This is the third entry in a three-part series on common models of reusable container replenishment, and their benefits. The first and second can be found here and here.

The right replenishment model for your reusable container initiative can maximize efficiency and reduce mistakes caused by human error, while still taking the challenges of your unique business environment into account. In this final entry in the “Limits” series, we’ll examine the Kanban/JIT scheduling system.


Kanban is a Japanese word meaning “signboard” or “billboard.” In the manufacturing industry, it refers to a lean, just-in-time scheduling system, in which resupply or production is determined by the actual demand of the customer. This process is often also referred to as “JIT,” or Just-In-Time. The moment a container is consumed at the point of use, an electronic signal is sent, notifying the system that the container has been used and automatically generating an order for its replenishment.

When coupled with one of the other replenishment models we discussed in the other “Knowing The ‘Limits’” blogs, an additional “safety stock” reduces the risk of reusable container shortages.

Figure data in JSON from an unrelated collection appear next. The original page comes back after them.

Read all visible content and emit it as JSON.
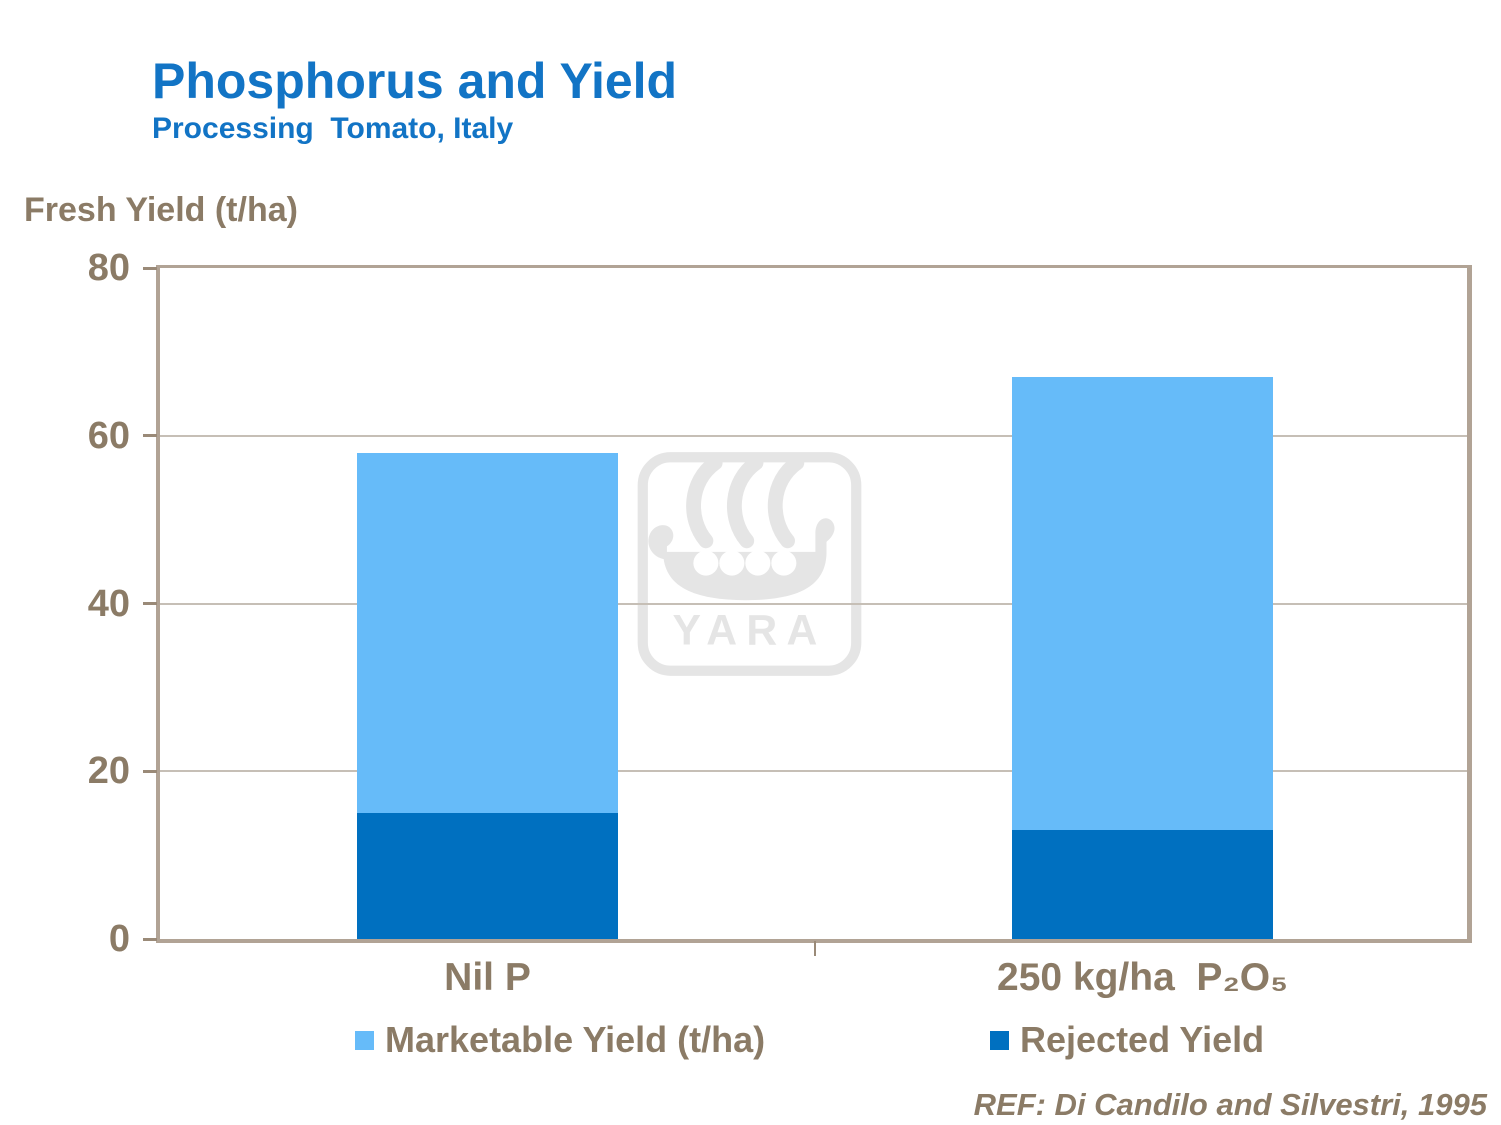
{
  "chart_data": {
    "type": "bar",
    "stacked": true,
    "title": "Phosphorus and Yield",
    "subtitle": "Processing  Tomato, Italy",
    "y_axis_title": "Fresh Yield (t/ha)",
    "categories": [
      "Nil P",
      "250 kg/ha  P₂O₅"
    ],
    "series": [
      {
        "name": "Rejected Yield",
        "color": "#0070C0",
        "values": [
          15,
          13
        ]
      },
      {
        "name": "Marketable Yield (t/ha)",
        "color": "#66BBF9",
        "values": [
          43,
          54
        ]
      }
    ],
    "totals": [
      58,
      67
    ],
    "ylim": [
      0,
      80
    ],
    "yticks": [
      0,
      20,
      40,
      60,
      80
    ],
    "grid": true,
    "legend_position": "bottom"
  },
  "legend": {
    "items": [
      {
        "label": "Marketable Yield (t/ha)",
        "color": "#66BBF9"
      },
      {
        "label": "Rejected Yield",
        "color": "#0070C0"
      }
    ]
  },
  "watermark": {
    "icon": "yara-viking-ship-logo",
    "text": "YARA",
    "color": "#E5E5E5"
  },
  "footer": {
    "reference": "REF: Di Candilo and Silvestri, 1995"
  },
  "colors": {
    "title_blue": "#1274C5",
    "axis_text_brown": "#8B7B66",
    "frame_tan": "#B1A395",
    "gridline": "#C6BFB6",
    "marketable_blue": "#66BBF9",
    "rejected_blue": "#0070C0",
    "watermark_gray": "#E5E5E5"
  }
}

This model allows users to increase the number of reusable containers they can have on hand, to make up for unplanned delays or errors in the supply chain. While it acts as a buffer of safety, it is nonetheless important to minimize the amount of safety stock necessary.

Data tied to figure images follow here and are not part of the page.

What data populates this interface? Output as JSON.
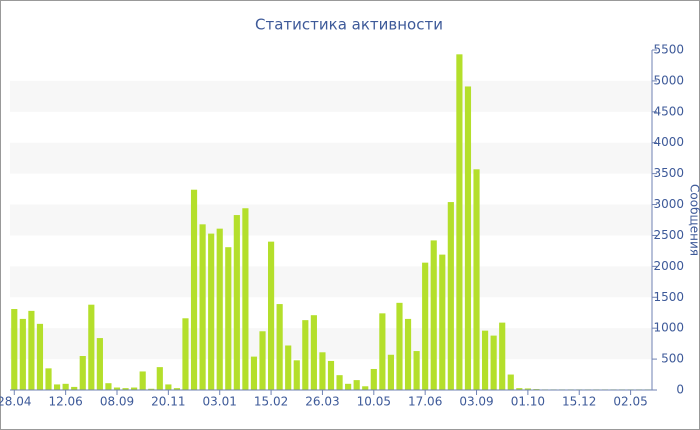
{
  "chart_data": {
    "type": "bar",
    "title": "Статистика активности",
    "y_label": "Сообщения",
    "categories": [
      "28.04",
      null,
      null,
      null,
      null,
      null,
      "12.06",
      null,
      null,
      null,
      null,
      null,
      "08.09",
      null,
      null,
      null,
      null,
      null,
      "20.11",
      null,
      null,
      null,
      null,
      null,
      "03.01",
      null,
      null,
      null,
      null,
      null,
      "15.02",
      null,
      null,
      null,
      null,
      null,
      "26.03",
      null,
      null,
      null,
      null,
      null,
      "10.05",
      null,
      null,
      null,
      null,
      null,
      "17.06",
      null,
      null,
      null,
      null,
      null,
      "03.09",
      null,
      null,
      null,
      null,
      null,
      "01.10",
      null,
      null,
      null,
      null,
      null,
      "15.12",
      null,
      null,
      null,
      null,
      null,
      "02.05",
      null,
      null
    ],
    "values": [
      1310,
      1150,
      1280,
      1070,
      350,
      90,
      100,
      50,
      550,
      1380,
      840,
      110,
      40,
      30,
      40,
      300,
      20,
      370,
      90,
      30,
      1160,
      3240,
      2680,
      2530,
      2610,
      2310,
      2830,
      2940,
      540,
      950,
      2400,
      1390,
      720,
      480,
      1130,
      1210,
      610,
      470,
      240,
      100,
      160,
      60,
      340,
      1240,
      570,
      1410,
      1150,
      630,
      2060,
      2420,
      2190,
      3040,
      5430,
      4910,
      3570,
      960,
      880,
      1090,
      250,
      30,
      25,
      15,
      10,
      10,
      10,
      10,
      10,
      10,
      10,
      10,
      10,
      10,
      10,
      10,
      10
    ],
    "color": "#b4df2b",
    "ylim": [
      0,
      5500
    ],
    "yticks": [
      0,
      500,
      1000,
      1500,
      2000,
      2500,
      3000,
      3500,
      4000,
      4500,
      5000,
      5500
    ],
    "grid": true
  }
}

Safety stock is typically assigned in relation to one of the following metrics:

• TIME – The safety stock is the amount of inventory used in a specified number of inventory days, based on the location’s demand.
• PERCENTAGE – The safety stock is a specified percentage of a location’s total inventory and can exceed demand.
• QUANTITY – The safety stock is the amount required to ensure the minimum quantity on hand is maintained at all times.

The automation of replenishment orders not only reduces the chance of human error affecting the quantity or content of the order placement, it also accelerates the process by eliminating the time spent communicating between personnel as reduced stock levels are tracked and reported. Intelligent, automated management steps can reduce the number of reusable assets needed, minimize end user involvement, and increase the velocity of container movements.